If it seems like I'm giving you too little detail about Amy's storyline, it's because there's not much to tell. As Lana, you are in charge of young Amy's safety. You are trying to escape a facility where she was being tested on when your train crashes. Once you wake up, the place is infested with zombies. Amy has these mysterious abilities that heal Lana and keep her safe from infection, and all we know about our destination is that it is a hospital where she will supposedly be safe, despite the ongoing apocalypse. I don't consider it a spoiler to inform you that little beyond that is ever revealed. I'm not being vague here. This is literally all there is to the narrative.
Given the vague story, a five-slotted ability wheel where only two slots are ever filled, a "tutorials" section in the menu with no actual tutorials, and screenshots during the credits that reveal creatures and locations you've never seen, it's obvious Amy is intended to be the start of a series. But I can't for the life of me imagine anyone who made it through this original slog will ever want to subject themselves to a second helping.

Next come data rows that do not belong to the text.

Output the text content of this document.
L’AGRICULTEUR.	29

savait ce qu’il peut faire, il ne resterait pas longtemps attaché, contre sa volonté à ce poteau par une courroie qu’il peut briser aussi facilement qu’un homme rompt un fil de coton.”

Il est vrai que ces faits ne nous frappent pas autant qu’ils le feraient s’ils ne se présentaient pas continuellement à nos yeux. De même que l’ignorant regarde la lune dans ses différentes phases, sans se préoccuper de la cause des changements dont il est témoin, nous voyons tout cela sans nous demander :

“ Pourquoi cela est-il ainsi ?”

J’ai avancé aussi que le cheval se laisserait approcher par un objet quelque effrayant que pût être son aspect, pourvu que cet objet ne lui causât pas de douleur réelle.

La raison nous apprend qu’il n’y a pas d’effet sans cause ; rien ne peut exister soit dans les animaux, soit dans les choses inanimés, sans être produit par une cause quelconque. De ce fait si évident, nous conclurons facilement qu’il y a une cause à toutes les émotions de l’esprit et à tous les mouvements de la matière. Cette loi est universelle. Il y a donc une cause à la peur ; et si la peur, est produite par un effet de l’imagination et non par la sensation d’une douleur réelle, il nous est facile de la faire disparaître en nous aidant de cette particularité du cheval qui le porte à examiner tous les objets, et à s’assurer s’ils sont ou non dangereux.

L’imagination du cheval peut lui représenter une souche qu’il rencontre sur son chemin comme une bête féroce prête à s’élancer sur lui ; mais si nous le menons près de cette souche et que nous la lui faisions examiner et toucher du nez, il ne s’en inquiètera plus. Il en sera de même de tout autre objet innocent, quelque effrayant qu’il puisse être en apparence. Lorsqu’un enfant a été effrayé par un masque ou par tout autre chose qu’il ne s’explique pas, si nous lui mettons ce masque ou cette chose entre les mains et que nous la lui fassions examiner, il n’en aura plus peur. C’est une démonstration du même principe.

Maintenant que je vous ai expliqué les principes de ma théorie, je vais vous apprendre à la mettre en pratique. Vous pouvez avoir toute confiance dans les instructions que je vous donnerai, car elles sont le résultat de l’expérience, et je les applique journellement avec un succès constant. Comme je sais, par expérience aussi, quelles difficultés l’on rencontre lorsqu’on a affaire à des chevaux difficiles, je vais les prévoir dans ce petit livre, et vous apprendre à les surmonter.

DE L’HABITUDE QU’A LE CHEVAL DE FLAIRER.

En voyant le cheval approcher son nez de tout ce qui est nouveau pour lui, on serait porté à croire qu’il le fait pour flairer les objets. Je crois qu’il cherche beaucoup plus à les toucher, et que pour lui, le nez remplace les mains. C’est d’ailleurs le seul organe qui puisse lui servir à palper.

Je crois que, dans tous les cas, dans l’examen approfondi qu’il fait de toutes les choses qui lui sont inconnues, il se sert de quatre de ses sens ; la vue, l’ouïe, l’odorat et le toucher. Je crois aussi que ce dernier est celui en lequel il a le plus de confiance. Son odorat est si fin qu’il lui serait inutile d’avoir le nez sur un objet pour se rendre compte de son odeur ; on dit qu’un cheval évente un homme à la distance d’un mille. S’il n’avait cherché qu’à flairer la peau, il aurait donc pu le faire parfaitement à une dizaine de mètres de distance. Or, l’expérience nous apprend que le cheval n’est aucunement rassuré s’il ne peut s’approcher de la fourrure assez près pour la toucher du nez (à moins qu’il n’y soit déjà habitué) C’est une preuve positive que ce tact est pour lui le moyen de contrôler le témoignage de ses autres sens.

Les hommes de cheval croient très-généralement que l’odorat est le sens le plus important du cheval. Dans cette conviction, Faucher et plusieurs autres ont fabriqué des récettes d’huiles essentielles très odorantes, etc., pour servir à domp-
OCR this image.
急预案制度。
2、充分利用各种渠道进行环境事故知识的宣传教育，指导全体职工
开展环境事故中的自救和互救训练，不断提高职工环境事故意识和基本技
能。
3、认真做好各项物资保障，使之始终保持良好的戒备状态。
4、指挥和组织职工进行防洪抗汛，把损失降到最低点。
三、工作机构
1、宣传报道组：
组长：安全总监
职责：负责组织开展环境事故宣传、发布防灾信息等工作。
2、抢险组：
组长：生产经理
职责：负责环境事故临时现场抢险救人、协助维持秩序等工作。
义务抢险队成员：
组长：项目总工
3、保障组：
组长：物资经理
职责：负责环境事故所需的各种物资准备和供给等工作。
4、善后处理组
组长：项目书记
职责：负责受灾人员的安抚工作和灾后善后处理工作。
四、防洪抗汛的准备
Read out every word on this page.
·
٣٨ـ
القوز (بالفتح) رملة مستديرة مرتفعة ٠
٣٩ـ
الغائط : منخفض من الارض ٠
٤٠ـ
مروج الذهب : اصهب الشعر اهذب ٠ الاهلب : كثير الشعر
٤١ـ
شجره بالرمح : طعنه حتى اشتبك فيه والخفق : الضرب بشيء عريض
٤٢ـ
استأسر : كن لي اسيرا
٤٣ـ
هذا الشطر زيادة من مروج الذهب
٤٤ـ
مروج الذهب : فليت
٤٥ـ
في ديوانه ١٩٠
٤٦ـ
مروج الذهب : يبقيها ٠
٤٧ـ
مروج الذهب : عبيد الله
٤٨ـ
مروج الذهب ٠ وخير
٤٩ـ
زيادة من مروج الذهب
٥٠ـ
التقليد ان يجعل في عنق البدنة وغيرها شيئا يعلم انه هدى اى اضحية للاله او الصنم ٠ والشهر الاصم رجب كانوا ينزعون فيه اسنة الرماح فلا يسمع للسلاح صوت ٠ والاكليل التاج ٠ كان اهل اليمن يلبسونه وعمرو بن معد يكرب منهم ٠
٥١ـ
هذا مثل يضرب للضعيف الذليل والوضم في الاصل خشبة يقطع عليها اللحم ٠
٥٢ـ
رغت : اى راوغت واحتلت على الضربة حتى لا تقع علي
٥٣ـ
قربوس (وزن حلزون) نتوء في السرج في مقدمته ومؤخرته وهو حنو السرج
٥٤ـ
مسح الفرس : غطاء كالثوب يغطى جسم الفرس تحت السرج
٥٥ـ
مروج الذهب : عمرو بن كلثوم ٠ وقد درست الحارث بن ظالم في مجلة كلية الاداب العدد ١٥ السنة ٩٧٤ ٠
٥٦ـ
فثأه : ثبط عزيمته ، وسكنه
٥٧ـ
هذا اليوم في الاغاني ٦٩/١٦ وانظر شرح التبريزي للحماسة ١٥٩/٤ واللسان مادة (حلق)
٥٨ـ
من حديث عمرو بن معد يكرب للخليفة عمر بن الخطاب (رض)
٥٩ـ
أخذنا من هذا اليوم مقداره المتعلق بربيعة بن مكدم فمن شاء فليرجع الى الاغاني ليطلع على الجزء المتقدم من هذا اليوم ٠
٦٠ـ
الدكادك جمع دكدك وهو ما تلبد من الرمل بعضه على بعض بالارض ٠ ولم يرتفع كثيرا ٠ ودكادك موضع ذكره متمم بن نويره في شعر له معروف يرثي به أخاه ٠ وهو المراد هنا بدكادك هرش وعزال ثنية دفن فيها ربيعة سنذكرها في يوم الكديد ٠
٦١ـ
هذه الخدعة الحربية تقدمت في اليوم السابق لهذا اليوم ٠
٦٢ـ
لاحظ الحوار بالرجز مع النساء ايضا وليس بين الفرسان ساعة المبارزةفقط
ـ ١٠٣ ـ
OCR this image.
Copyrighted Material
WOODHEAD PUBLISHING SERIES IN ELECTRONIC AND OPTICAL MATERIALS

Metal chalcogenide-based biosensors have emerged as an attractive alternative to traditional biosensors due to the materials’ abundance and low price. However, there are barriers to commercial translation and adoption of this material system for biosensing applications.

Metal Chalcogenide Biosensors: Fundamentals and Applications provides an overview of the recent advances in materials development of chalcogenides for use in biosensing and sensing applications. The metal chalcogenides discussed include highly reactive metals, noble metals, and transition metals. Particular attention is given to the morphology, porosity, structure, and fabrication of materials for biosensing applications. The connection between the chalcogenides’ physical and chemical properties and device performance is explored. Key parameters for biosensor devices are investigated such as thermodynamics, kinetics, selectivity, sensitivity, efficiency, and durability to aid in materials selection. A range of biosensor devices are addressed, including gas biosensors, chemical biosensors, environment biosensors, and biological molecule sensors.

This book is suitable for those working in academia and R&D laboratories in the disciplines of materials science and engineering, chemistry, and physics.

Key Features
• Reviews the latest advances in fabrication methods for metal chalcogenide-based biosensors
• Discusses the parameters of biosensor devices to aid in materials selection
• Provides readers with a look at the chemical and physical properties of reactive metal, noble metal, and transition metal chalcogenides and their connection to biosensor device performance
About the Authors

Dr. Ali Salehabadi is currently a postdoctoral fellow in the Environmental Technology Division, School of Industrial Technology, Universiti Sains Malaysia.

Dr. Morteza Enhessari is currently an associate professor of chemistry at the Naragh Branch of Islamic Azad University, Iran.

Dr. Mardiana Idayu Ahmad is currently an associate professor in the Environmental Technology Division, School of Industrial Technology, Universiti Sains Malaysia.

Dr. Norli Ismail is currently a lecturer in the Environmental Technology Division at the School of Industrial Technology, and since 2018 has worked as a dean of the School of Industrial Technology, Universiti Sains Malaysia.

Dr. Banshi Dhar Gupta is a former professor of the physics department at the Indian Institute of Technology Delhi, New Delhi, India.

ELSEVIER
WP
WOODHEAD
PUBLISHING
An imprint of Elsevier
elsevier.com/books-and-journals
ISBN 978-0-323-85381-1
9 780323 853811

The problem with words is that there are times when they just can't properly convey your thoughts and emotions. Despite all I've said here, I feel like I have inadequately demonstrated the number of ways the wheels fall right the hell off in Amy. There are several interesting ideas--Tandem puzzle solving; Amy being your health pack, flashlight and monster detector; the need to occasionally become infected to sneak past zombies--but little of it is executed well and, even then, all of it crumbles thanks to countless bugs and technical issues. And then there's chapter five. I won't even get started on the horrors of that infuriating romp into "stealth." That chapter alone serves to demonstrate that, even if all of the technical stuff was ironed out, the game would still be a mess.
The point of the game is that you are supposed to care about Amy and want to keep her out of harms way. This is made impossible by maddening AI and controls that fail you far too often. Instead of worrying about Amy's safety, I found myself cursing her name, wishing instead to see her dragged into the shadows by some bloodthirsty fiend.
I would love to list more of the ways in which Amy fails the player, but I have far too much respect for your time to do that--a trait the developers of this game clearly lack, having released it in this current state. To put it succinctly, Amy is an unfinished product unworthy of your purchase. Not just because none of the mysteries surrounding the titular character are ever answered throughout its six chapters, but because a game this broken should have never been released in the first place.
The Official Verdict: 1.5 out of 5
This review is based on a PlayStation Network download provided by the publisher.